Geometric piecewise uniform lattice vector quantization of the memoryless Gaussian source

The aim of this paper is to find a quantization technique that has low implementation complexity and asymptotic performance arbitrarily close to the optimum. More specifically, it is of interest to develop a new vector quantizer design procedure for a memoryless Gaussian source that yields vector quantizers with excellent performance and the structure required for fast quantization. To achieve this, we combined a fast lattice-encoding algorithm with a geometric approach to generate a model of a geometric piecewise-uniform lattice vector quantizer. Expressions for granular distortion and the optimal number of outputs points in each region were derived. Both exact and approximative asymptotic analyses were carried out. During this process, the constant probability density function of the input signal vector was kept inside the whole region. The analysis demonstrated the existence of piecewise-constant approximations to the input-vector probability density function, which is optimal for the proposed geometric piecewise-uniform vector quantizer.
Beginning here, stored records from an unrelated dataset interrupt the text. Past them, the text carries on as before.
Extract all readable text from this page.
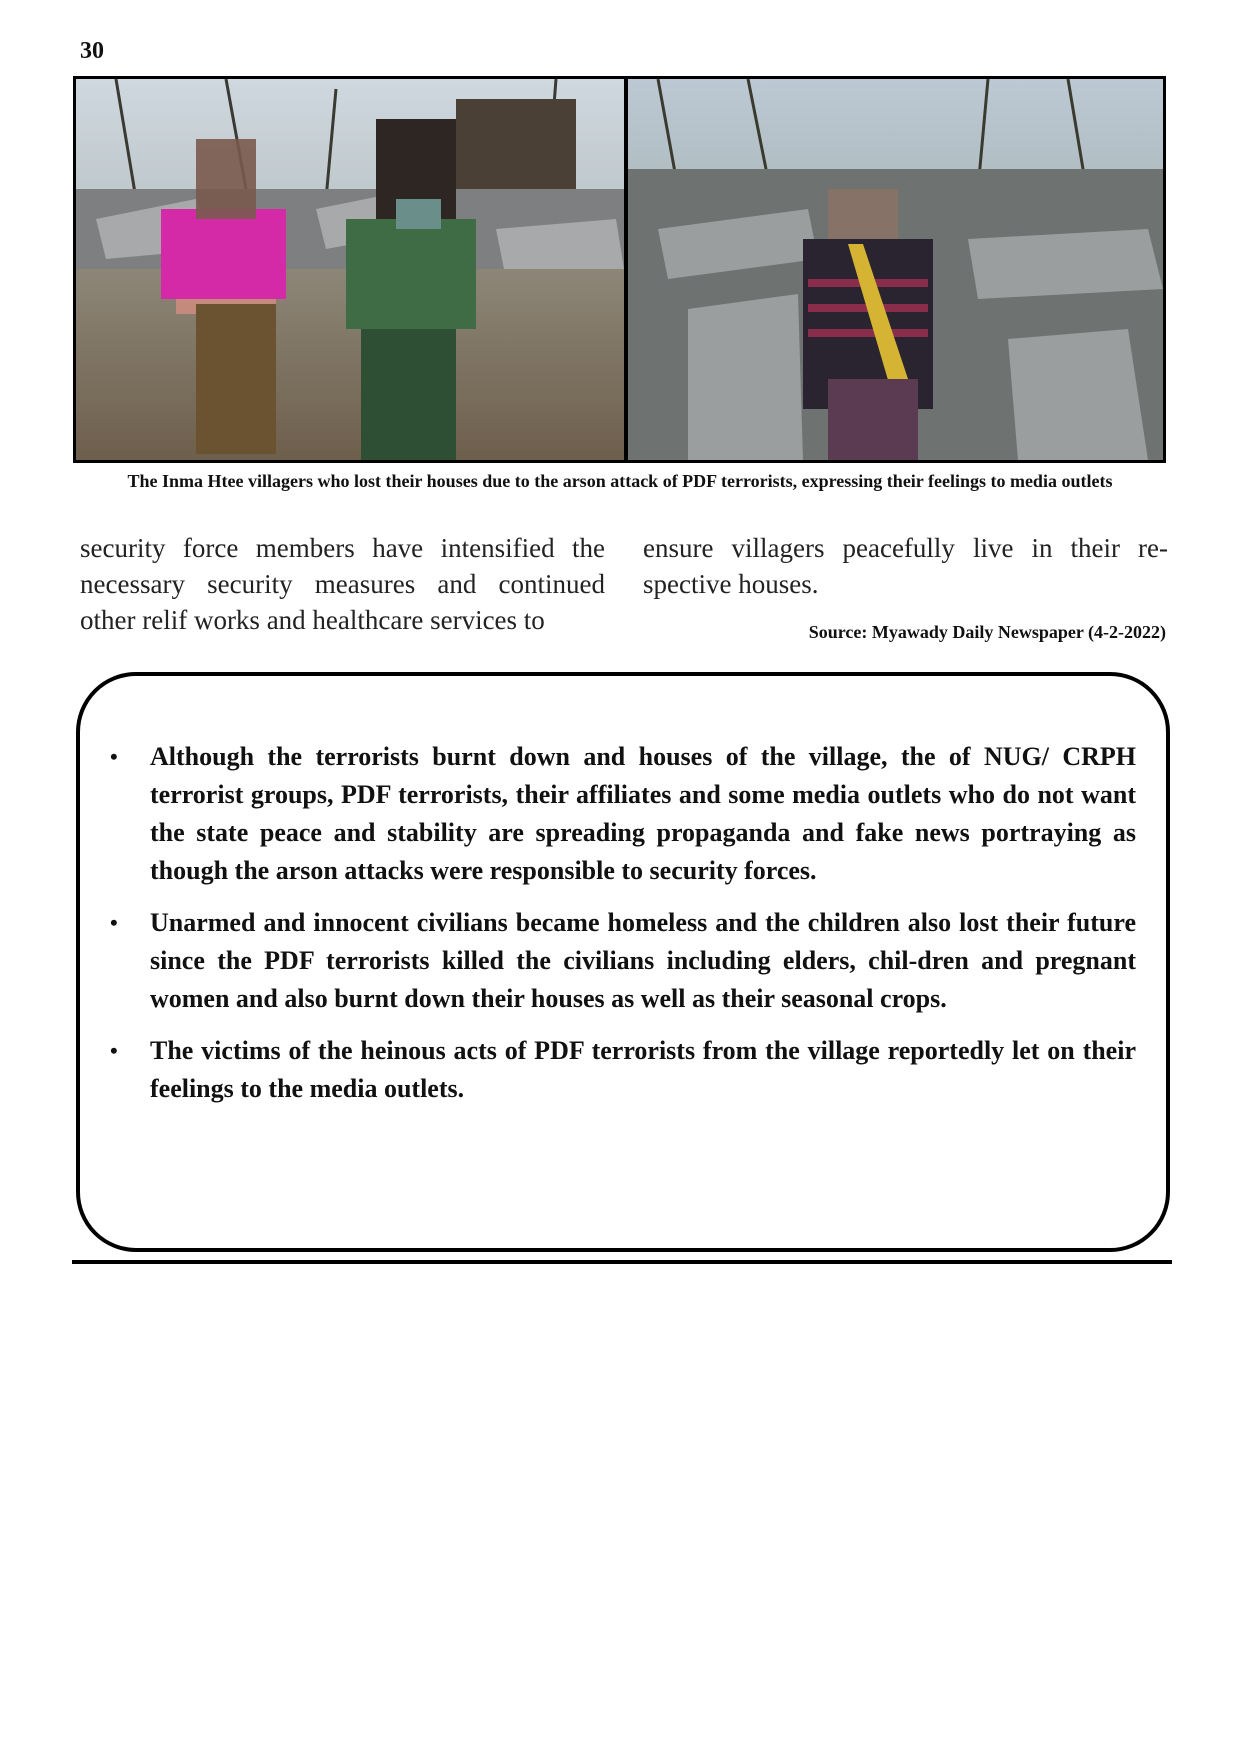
30
The Inma Htee villagers who lost their houses due to the arson attack of PDF terrorists, expressing their feelings to media outlets
security force members have intensified the necessary security measures and continued other relif works and healthcare services to
ensure villagers peacefully live in their re-spective houses.
Source: Myawady Daily Newspaper (4-2-2022)
• Although the terrorists burnt down and houses of the village, the of NUG/ CRPH terrorist groups, PDF terrorists, their affiliates and some media outlets who do not want the state peace and stability are spreading propaganda and fake news portraying as though the arson attacks were responsible to security forces.
• Unarmed and innocent civilians became homeless and the children also lost their future since the PDF terrorists killed the civilians including elders, chil-dren and pregnant women and also burnt down their houses as well as their seasonal crops.
• The victims of the heinous acts of PDF terrorists from the village reportedly let on their feelings to the media outlets.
The considered quantization technique is near optimal for a memoryless Gaussian source. In other words, this paper proposes a method for a near-optimum, low-complex vector quantizer design based on probability density function discretization. The presented methodology gives a signal-to-quantization noise ratio that in some cases differs from the optimum by 0.1 dB or less. Improvements of the considered model in performance and complexity over some of the existing techniques are also demonstrated.